Road to Saint-Lucia

Go to Saint Lucia
Copyright : dycine

Accompagnée de ma cousine et de ma sœur, je me suis rendue sur l’île de Sainte-Lucie cet été. C’était une excursion de courte durée car celle-ci n’aura duré qu’une seule journée. Et c’est à bord d’un catamaran qui proposait l’aller-retour Martinique / Sainte-Lucie que s’est effectué notre voyage vers la Belle Hélène. On a quitté la Martinique aux aurores pour un trajet qui démarra au large des côtes du Marin et de la baie de Sainte-Anne, deux communes du sud de la Martinique. On a aussi eu le droit à quelques pluies juste avant notre départ, histoire de nous rafraîchir un peu !

Sur le catamaran, le commandant de bord nous a donné quelques consignes de bonne conduite et de survie à observer lors de cette mini traversée. Certaines de ces règles coulaient de source : "Ne pas trop se rapprocher du bord du catamaran", "Signaler au capitaine si l’on se sentait barbouillé ou si l’on avait le mal de mer", "Ne pas empêcher le commandant de manœuvrer en toute sécurité", etc. On était environ une quinzaine à bord, à partager nos expériences quotidiennes, le rythme de la musique caribéenne aux oreilles. Le voyage s’est effectué dans une ambiance bon-enfant, pour une durée globale d’un peu plus de deux heures en raison des pluies et du courant de la mer (le retour vers la Martinique a été bien plus rapide).

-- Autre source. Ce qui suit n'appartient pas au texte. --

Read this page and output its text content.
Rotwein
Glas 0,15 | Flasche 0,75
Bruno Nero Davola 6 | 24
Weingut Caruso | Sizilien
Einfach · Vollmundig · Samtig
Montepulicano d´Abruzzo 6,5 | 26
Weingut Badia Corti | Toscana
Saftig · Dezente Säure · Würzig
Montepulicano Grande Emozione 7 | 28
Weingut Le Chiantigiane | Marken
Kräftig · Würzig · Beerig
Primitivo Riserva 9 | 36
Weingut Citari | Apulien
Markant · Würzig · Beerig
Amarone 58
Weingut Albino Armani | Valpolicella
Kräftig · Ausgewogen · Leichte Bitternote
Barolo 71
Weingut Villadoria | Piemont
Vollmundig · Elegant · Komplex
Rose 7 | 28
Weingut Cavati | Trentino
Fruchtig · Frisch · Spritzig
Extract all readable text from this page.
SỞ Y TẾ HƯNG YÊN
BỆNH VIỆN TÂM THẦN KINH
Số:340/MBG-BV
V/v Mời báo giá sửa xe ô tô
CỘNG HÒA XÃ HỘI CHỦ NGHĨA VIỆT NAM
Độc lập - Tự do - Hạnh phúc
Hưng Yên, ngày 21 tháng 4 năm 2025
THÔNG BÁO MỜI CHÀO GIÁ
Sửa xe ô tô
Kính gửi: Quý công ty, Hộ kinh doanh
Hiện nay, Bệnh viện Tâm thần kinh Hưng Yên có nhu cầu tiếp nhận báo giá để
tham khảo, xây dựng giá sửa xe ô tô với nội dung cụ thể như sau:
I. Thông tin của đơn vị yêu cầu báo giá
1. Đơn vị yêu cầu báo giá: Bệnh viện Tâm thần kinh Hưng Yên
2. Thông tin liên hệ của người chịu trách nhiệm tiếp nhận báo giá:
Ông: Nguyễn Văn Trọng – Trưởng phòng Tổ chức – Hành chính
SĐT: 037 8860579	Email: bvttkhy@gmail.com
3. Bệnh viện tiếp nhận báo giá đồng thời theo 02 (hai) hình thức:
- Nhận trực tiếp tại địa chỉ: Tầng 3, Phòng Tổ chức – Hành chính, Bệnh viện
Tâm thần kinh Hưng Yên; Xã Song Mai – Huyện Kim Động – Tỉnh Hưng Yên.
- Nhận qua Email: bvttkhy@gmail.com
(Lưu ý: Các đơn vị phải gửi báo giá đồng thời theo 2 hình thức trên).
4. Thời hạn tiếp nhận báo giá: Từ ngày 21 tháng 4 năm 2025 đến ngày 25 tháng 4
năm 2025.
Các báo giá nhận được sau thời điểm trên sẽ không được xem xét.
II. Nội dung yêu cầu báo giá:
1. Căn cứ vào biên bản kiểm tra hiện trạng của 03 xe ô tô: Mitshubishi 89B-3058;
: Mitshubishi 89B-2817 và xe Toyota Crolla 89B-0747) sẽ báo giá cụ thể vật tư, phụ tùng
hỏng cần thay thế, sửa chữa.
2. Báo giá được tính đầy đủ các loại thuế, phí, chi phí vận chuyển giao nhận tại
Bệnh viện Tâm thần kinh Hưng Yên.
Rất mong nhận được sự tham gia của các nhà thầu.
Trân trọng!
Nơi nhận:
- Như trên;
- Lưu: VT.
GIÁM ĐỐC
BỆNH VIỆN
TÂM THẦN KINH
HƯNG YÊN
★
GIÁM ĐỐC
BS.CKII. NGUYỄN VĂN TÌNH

Au fur et à mesure que nous commencions à apercevoir le relief découpé de l’île de Sainte-Lucie, notre accompagnateur nous a fourni quelques informations pratiques sur le déroulement de notre journée et les particularités propres à ce pays. Trois escales étaient donc prévues : une découverte de Castries la capitale de Sainte-Lucie en autonome, une petite excursion à Marigot Bay pour découvrir les saveurs locales puis, une baignade à Pigeon Island qui se situe à Gros Ilet. On a également appris lors de nos échanges que Castries possède environ 80 000 habitants, soit presque la moitié de la population entière de l’île. Le tourisme y a une importance capitale car il engendre un apport indéniable dans l’économie de la capitale et donc de Sainte-Lucie. La langue officielle de l’État est l’anglais, mais on estime à plus de 75% la population qui parle couramment créole. Les principales différences que j’ai notées entre le créole martiniquais et le créole saint-lucien résident des expressions anglaises que le créole saint-lucien emprunte à sa langue officielle. Enfin, la monnaie officielle est le dollar est-caribéen (1 EC$ ≃ 3.74€). On nous a également mis en garde contre l’utilisation des cartes bancaires dans les petites boutiques, où le paiement n’est parfois pas automatisé et donc où la photocopie est encore pratiquée. Le diaporama que vous trouverez ci-dessus est à l’image de notre "croisière". Rendez-vous très bientôt pour la suite de mes épisodes à Saint-Lucia :)

2 réflexions sur « Road to Saint-Lucia »

    1. Franchement, c’était génial ! Après, pour n’y avoir fait qu’une seule journée, je te dirais que c’était vachement court pour tout voir, et tout visiter. Mais Castries, par exemple, est une ville plein de couleurs. J’espère pouvoir y retourner un jour.